Crap. That’s my big finish? It’s nothing. Almost like a joke. It’s a punchline and not a very good one. I should be ashamed. Here you are, probably a decent person. Maybe you liked this movie and wanted to read the script, get a sense of the writing and the writer, and here I am in my furnished room with my utter and complete self-indulgence, making light of your sincere curiosity as I spew my contaminated, bilious psyche onto you. Like a virus-filled sneeze. I apologize to you. I apologize to everyone I’ve ever had anything to do with. I owe you at least one clean, true thought on the craft of screenwriting. I see that now. Otherwise I could never forgive myself. Otherwise I am a completely odious person.
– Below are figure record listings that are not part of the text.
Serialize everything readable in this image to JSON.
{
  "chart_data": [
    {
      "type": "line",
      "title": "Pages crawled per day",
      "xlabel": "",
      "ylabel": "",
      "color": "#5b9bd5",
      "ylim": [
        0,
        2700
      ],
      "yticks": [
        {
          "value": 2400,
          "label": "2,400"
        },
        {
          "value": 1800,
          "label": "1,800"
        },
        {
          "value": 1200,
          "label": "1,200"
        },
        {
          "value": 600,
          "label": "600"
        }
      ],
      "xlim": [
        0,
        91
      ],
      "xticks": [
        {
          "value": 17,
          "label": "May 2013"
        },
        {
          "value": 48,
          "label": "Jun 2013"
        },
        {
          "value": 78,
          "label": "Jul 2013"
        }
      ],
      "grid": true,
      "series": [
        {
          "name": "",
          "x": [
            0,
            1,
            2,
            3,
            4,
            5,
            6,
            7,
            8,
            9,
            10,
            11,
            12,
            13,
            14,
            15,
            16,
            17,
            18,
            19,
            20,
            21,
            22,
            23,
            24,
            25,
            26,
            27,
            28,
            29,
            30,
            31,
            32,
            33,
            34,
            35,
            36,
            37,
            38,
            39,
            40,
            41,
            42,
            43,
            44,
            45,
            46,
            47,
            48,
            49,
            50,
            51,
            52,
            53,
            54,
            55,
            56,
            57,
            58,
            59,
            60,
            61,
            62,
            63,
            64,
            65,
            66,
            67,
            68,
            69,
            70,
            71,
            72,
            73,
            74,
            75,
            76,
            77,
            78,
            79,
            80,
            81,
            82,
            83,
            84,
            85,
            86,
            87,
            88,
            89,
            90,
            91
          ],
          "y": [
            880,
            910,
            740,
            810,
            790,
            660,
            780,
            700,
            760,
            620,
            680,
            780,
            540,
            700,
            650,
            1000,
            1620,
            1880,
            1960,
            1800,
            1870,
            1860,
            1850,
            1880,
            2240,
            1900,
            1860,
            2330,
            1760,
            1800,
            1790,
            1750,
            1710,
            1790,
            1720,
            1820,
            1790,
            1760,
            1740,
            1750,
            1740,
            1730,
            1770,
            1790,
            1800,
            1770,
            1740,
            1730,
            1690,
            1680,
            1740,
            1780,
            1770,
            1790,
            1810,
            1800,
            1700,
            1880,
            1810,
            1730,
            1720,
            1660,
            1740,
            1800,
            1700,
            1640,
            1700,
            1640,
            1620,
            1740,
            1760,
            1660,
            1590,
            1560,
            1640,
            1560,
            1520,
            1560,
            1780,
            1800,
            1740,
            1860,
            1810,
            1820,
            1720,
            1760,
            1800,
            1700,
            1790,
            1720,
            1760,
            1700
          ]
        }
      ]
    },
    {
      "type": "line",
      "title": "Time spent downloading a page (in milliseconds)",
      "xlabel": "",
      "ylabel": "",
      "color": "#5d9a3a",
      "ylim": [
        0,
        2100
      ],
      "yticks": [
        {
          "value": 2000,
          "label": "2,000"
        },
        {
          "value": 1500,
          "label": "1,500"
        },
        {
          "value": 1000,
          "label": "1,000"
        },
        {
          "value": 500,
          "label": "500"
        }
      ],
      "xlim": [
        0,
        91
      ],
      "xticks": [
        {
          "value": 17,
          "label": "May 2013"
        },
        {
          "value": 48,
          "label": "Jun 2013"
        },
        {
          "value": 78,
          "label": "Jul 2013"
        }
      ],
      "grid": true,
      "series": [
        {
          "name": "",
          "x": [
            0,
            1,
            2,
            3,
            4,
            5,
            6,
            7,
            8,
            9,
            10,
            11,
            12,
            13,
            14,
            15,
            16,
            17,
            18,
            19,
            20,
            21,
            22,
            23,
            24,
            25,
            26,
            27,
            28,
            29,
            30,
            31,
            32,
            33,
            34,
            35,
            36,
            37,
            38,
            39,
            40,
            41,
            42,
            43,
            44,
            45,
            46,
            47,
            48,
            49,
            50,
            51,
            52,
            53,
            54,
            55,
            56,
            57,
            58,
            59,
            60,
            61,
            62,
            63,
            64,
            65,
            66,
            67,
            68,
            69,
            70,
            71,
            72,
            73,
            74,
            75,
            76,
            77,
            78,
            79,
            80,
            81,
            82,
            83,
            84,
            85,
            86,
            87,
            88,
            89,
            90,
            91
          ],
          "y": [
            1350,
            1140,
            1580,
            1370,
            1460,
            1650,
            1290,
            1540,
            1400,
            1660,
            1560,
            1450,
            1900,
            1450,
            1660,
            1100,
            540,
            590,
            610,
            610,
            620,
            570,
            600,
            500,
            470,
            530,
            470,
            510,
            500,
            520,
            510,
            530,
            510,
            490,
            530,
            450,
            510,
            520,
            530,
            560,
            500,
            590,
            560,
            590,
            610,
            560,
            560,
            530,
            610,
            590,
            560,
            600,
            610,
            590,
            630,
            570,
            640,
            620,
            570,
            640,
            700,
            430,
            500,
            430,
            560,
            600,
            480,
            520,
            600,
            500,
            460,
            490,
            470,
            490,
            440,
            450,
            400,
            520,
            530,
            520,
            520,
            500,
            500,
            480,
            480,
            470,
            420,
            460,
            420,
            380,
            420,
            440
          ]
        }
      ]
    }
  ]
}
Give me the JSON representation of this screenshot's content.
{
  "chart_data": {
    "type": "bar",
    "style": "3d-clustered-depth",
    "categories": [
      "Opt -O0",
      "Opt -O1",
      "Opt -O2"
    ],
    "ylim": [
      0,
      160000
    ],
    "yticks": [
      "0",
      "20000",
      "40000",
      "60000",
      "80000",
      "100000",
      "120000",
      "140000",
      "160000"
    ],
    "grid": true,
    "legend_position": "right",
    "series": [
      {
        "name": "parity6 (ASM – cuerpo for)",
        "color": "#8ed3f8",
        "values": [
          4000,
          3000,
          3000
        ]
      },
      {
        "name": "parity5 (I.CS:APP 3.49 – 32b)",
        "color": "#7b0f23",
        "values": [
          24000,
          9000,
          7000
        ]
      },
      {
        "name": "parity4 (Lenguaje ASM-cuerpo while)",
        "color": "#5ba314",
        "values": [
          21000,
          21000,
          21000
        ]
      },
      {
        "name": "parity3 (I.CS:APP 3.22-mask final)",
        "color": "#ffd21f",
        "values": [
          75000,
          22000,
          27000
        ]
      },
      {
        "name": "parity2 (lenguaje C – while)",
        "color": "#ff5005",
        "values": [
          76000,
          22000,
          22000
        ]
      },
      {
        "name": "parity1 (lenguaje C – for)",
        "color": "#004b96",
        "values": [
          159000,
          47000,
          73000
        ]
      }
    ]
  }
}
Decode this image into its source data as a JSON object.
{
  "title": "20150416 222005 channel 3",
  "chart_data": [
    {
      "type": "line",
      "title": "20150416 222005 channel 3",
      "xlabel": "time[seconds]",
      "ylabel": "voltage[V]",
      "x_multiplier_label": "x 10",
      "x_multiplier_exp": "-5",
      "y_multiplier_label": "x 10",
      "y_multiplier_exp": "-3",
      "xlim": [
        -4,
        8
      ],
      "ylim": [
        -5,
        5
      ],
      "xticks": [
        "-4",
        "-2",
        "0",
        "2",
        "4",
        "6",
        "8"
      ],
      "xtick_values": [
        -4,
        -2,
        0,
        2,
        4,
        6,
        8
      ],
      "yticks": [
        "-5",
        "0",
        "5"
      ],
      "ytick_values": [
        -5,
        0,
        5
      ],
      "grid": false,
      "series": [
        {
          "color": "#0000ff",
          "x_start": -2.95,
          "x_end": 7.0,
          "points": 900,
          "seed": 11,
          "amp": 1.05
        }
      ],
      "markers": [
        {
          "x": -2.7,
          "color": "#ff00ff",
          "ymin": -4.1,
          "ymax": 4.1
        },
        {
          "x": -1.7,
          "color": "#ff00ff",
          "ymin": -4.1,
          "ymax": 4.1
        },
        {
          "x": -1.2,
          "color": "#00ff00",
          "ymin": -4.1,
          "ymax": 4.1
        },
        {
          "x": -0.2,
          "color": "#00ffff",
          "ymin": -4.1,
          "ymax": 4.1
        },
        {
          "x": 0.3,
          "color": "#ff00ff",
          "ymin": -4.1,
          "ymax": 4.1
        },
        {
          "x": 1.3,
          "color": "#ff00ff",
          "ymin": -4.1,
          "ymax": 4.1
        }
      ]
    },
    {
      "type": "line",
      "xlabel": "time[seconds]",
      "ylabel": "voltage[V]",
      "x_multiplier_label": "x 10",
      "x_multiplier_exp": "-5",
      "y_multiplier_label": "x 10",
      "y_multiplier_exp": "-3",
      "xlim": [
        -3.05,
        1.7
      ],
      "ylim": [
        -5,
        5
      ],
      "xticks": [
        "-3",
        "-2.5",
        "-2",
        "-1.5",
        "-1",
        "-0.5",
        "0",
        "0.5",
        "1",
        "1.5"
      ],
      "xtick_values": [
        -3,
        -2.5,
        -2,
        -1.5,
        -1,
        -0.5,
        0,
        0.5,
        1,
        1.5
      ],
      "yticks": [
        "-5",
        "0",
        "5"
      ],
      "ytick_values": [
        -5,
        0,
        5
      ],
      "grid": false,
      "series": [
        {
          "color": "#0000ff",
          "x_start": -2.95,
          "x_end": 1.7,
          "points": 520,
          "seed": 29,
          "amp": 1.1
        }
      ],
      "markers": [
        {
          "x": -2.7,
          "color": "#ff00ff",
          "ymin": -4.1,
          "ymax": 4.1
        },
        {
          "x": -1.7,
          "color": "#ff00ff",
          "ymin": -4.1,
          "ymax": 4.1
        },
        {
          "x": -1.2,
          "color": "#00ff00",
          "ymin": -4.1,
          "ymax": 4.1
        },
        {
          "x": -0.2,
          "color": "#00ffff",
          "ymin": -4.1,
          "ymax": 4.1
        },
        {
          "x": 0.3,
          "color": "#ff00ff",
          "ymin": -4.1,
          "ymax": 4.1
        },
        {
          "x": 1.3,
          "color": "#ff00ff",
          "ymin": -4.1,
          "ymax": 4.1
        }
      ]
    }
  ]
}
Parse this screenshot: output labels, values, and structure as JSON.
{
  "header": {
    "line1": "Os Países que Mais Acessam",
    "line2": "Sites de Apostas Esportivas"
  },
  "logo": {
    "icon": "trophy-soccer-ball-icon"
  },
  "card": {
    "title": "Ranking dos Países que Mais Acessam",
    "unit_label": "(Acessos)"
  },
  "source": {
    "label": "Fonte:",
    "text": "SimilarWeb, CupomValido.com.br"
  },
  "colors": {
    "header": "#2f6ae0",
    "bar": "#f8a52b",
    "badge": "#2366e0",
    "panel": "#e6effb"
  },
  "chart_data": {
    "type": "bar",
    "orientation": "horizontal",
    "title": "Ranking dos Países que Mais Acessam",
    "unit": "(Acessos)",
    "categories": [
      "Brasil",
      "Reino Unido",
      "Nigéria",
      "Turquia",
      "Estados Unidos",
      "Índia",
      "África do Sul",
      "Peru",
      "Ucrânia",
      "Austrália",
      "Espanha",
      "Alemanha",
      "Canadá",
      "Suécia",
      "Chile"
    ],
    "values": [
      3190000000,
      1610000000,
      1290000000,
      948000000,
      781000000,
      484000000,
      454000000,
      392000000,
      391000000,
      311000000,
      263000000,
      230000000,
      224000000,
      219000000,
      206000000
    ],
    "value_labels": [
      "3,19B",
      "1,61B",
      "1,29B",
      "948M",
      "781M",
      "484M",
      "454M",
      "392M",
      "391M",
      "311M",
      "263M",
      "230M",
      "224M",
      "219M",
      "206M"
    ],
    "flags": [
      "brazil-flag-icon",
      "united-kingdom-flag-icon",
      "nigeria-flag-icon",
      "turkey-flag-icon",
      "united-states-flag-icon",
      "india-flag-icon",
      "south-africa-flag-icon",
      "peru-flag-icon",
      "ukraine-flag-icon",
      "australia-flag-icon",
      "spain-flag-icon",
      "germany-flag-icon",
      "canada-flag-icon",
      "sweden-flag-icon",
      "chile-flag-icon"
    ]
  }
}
And I can’t be that. I just can’t. So, look, y’know, it’s hard to say anything concrete. I guess the one important thing to me in my work is to tell the truth. I guess. I guess that’s it. But why do I want to tell the truth? Maybe so I can be known as the guy who tells the truth. Maybe it’s nothing more than that. Just more self-aggrandizement masquerading as honesty. It’s my shtick. Hey, I’ll be the guy who tells it like it is. Maybe then someone will love me. Maybe some women will find that sexy. I mean, I’m not going to get them with my looks. So I’m the honest one. Hey, look at me! I tell the goddamn truth no matter what the consequences! What a fucking hero. I’m sorry. I guess that didn’t go where I had hoped. Listen, I’m just an insignificant guy who wants to be significant. I want to be loved and admired. I want women to think I’m sexy. Even men. That’d be fine, too. I want everyone to think I’m brilliant. And I want them all to think I don’t care about any of that stuff. There you go. Who I am. Now I’d better get down to the Kinko’s in Glendale and e-mail this to Faber and Faber before I change my chickenshit mind.

Charlie Kaufman
Los Angeles, California

Finally, I want to thank all the people who worked so hard to turn this screenplay into a movie. It was an arduous process and the creativity and tireless work of everyone involved was an absolute joy to witness.